Occupy Wall Street (OWS) is a movement whose activism is planned and coordinated via a free, open-source social-networking website that is maintained by an independent group of organizers who describe themselves as “committed to doing technical support work for resistance movements.” Strongly anti-capitalist, OWS characterizes America as a “ruthless,” materialistic society where the chief objective is to “always minimize costs and maximize profits”; where “lives are commodities to be bought and sold on the open market”; and where “the economic transaction has become the dominant way of relating to the culture and artifacts of human civilization.” The “deep spiritual sickness” that necessarily results from this repugnant philosophy of perpetual economic "growth for the sake of growth," says OWS, has caused “vast deprivation, oppression and despoliation ... to cover the world.” OWS's prescribed remedy is to replace the foregoing arrangement “with a society of cooperation and community” – i.e., a socialist economy....Check the link for the full entry.

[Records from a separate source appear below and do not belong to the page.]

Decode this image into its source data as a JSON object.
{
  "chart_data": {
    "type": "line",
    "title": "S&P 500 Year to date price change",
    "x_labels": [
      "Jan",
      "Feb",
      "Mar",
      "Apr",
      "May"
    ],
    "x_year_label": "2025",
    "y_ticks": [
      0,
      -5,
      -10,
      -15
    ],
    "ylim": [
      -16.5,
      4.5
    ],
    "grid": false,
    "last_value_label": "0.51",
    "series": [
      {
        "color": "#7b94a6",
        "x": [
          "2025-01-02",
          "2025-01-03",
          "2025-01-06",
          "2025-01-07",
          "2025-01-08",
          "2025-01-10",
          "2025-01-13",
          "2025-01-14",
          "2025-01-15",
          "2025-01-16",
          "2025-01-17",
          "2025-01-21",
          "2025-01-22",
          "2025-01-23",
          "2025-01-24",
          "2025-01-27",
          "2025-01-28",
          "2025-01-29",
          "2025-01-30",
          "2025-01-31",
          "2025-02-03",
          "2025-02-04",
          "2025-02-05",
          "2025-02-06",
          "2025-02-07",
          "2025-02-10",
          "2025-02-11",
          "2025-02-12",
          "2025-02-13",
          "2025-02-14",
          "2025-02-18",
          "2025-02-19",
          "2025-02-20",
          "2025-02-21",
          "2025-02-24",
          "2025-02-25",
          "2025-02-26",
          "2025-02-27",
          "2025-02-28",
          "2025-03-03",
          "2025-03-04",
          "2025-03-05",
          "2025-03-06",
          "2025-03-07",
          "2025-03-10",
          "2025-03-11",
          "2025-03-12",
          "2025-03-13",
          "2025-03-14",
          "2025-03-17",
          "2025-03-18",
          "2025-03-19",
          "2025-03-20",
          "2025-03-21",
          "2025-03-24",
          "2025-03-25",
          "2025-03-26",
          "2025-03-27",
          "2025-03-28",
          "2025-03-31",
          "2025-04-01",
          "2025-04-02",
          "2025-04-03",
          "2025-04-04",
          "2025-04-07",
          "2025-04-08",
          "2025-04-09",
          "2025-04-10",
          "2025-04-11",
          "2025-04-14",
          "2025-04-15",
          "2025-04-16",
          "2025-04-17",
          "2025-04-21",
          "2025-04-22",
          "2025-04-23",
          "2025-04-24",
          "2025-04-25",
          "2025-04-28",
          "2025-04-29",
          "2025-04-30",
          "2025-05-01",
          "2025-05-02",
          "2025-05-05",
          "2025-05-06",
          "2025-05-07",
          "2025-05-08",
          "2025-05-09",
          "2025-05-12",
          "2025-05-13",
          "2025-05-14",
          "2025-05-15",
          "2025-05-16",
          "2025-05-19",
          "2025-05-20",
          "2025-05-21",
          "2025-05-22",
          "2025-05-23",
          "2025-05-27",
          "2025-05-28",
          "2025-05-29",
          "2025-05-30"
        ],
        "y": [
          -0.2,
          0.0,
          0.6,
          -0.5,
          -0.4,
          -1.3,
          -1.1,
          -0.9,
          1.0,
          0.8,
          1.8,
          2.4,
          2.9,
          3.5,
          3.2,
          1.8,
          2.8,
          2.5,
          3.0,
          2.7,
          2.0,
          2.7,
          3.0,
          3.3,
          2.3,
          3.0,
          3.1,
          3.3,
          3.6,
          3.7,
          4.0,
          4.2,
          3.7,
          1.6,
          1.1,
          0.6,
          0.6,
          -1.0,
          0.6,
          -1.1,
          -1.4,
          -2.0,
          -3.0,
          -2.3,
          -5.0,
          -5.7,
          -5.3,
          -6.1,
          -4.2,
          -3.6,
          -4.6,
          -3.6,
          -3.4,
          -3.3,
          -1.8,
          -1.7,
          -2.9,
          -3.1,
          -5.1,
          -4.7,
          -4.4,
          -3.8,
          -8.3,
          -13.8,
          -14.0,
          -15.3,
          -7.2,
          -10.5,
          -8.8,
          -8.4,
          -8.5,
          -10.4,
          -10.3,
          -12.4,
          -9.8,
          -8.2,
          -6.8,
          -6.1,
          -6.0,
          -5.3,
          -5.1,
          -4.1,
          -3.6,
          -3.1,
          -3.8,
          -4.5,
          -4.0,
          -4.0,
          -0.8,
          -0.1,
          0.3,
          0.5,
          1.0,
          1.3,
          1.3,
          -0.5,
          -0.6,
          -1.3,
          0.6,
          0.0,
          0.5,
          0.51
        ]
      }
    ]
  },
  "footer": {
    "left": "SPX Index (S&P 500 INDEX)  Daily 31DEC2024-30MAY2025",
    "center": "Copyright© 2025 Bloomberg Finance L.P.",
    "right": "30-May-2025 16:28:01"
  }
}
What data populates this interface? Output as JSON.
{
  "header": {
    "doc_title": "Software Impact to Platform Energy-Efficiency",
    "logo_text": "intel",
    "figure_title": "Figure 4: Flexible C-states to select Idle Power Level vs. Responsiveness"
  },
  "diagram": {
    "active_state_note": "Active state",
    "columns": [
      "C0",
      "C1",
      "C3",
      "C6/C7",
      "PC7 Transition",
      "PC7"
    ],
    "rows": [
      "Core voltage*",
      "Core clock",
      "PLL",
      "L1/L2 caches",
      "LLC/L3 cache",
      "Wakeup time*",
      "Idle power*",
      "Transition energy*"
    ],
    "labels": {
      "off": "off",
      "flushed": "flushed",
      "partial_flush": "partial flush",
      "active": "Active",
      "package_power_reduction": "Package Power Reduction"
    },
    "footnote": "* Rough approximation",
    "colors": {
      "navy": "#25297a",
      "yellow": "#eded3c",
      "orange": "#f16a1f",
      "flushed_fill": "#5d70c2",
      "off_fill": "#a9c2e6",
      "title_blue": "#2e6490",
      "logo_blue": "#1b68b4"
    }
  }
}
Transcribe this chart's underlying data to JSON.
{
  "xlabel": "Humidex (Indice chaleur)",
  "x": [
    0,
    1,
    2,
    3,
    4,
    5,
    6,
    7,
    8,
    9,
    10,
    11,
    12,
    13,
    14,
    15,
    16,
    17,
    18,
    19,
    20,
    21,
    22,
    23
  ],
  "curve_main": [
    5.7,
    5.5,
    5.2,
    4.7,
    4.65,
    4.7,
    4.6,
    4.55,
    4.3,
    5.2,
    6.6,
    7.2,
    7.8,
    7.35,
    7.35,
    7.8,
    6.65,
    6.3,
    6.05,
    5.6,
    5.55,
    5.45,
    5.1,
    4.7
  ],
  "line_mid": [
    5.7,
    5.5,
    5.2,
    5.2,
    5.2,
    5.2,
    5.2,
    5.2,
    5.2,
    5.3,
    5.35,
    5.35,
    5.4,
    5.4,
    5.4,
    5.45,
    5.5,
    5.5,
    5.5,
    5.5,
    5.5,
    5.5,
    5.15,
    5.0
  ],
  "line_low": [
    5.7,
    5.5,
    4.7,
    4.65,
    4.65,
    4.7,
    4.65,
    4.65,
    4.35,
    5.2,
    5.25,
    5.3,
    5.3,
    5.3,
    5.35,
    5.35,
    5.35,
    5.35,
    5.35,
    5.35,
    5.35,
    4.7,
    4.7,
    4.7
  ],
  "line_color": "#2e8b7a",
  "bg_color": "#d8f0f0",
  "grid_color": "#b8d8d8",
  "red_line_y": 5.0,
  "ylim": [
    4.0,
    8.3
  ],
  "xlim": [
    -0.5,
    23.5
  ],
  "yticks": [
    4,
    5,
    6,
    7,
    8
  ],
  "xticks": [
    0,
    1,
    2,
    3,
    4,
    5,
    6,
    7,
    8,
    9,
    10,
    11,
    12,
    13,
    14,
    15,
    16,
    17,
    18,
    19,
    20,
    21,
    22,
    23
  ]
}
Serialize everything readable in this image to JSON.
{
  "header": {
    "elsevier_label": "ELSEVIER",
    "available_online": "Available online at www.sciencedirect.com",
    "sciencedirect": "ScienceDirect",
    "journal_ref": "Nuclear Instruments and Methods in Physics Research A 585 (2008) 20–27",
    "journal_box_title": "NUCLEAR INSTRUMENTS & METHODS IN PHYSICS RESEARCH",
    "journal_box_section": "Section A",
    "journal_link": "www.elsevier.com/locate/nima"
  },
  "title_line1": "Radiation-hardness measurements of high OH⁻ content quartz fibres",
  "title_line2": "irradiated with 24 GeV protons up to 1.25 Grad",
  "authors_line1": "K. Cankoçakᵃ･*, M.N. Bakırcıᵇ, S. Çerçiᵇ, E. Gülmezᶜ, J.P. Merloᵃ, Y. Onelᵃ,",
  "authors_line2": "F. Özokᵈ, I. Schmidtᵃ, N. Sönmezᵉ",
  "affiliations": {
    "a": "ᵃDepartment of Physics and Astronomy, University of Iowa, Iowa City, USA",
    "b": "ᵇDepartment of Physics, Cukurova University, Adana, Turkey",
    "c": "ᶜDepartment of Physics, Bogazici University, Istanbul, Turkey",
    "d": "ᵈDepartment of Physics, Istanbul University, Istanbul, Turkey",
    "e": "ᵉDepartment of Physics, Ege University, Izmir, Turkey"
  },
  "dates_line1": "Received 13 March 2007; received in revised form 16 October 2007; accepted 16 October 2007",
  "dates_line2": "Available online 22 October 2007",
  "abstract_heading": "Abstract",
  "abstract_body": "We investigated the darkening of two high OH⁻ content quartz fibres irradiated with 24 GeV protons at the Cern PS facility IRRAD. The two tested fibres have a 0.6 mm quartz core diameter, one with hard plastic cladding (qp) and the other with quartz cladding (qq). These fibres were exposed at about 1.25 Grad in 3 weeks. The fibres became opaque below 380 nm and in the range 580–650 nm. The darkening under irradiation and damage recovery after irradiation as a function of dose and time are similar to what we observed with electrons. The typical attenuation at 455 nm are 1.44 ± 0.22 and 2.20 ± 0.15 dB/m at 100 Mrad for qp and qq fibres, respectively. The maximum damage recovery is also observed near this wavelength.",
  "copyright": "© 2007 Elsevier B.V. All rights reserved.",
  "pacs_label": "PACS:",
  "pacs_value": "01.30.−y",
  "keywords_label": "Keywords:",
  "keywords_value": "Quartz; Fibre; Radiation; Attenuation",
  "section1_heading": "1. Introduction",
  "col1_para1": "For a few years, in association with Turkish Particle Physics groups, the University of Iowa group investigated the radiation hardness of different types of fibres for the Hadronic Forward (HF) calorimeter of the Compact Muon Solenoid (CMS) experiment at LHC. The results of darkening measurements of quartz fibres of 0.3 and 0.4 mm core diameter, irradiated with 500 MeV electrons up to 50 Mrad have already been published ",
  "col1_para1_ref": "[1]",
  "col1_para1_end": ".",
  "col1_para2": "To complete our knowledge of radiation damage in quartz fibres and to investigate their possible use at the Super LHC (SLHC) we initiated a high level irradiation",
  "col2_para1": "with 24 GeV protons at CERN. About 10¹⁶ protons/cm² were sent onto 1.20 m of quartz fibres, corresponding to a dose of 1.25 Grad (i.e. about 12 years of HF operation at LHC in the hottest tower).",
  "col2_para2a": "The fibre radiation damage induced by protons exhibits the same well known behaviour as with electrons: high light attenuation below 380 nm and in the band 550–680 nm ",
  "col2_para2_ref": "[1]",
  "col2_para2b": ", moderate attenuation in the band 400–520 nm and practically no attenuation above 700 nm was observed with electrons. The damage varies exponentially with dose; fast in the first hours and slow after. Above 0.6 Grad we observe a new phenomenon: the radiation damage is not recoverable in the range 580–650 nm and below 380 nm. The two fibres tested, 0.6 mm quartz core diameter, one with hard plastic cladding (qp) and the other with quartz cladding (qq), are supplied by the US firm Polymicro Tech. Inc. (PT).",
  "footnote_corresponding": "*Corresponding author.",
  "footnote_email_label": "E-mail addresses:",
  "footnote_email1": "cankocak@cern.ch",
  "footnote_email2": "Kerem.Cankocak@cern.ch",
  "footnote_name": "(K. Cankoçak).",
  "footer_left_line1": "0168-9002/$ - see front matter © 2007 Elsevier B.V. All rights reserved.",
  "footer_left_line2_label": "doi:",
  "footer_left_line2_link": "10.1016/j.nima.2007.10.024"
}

Front groups of the community organization ACORN played a major role in organizing the OWS protests nationwide. For instance, the Working Families Party (WFP), a longtime ACORN front, helped mobilize the demonstrations in New York City. "[We are] actually trying to change the capitalist system that we have today because it’s not working for any of us," WFP organizer Nelini Stamp told Laura Flanders of Free Speech TV in an interview.
Meanwhile, ACORN’s newer front groups were likewise deeply involved in launching and expanding the OWS movement throughout the fall of 2011. For instance, New York Communities for Change -- led by longtime ACORN lobbyist Jon Kest -- helped WFP organize the demonstrations in lower Manhattan. In Pennsylvania, Action United participated in the "Occupy Pittsburgh" rallies. In Florida, Organize Now took part in "Occupy Orlando." The Alliance of Californians for Community Empowerment led the "Occupy L.A." protests. And New England United for Justice, headed by former ACORN national president Maude Hurd, participated in the related “Take Back Boston” rallies in Massachusetts.
The Communist Party USA (CPUSA) was also heavily involved in OWS's formation and early growth. At the heart of "Occupy Los Angeles," for instance, were two Southern California communists -- veteran Party leader Arturo Cambron and his comrade Mario Brito. In early October 2011, Brito declared that OWS's chief objective was to achieve “economic justice,” and added: “This is an international movement ... The vast majority of Americans actually believe income inequality is a major problem. The only reason they haven’t acted upon it is because there hasn’t been a mass movement.” In an October 15, 2011 address to the nearly 3,000 attendees at an "Occupy Chicago" rally, John Bachtell, a spokesman from the CPUSA's national board, claimed to “bring greetings and solidarity from the Communist Party”; he received a number of loud ovations from the crowd.
The early OWS demonstrations imposed considerable monetary costs on the cities in which they were staged. By mid-October 2011, for example, the protesters' then-month-long siege of Zuccotti Park in Lower Manhattan had already cost New York taxpayers some $3.2 million for overtime police pay. Meanwhile, Boston City Council president Stephen Murphy reported that the costs resulting from the protests in his city were approaching $2 million.
Quite popular at OWS demonstrations across the United States are T-shirts and speeches glorifying such renowned Marxists as Che Guevara, Emiliano Zapata and Mao Zedong; lionizing convicted cop-killer Troy Davis and WikiLeaks collaborator Bradley Manning; promoting the DREAM Act and 9/11 Trutherism; and denouncing Fox News, the American Legislative Exchange Council, Wisconsin's Republican governor Scott Walker, the Koch family, the New York Police Department, and "Nazi Bankers" and Jews.
Indeed, anti-Semitism is clearly in evidence at many “Occupy” events nationwide, where placards and chanted slogans denouncing the alleged conspiracies of “Jewish bankers” (and "Zionist Jews") square neatly with OWS's relentless condemnations of “greedy Wall Street bankers” and thus go unchallenged by the protesting throngs. According to the American Nazi Party, which supports OWS, the movement strikes a welcome blow against an obscenely corrupt "Judeo-Capitalism."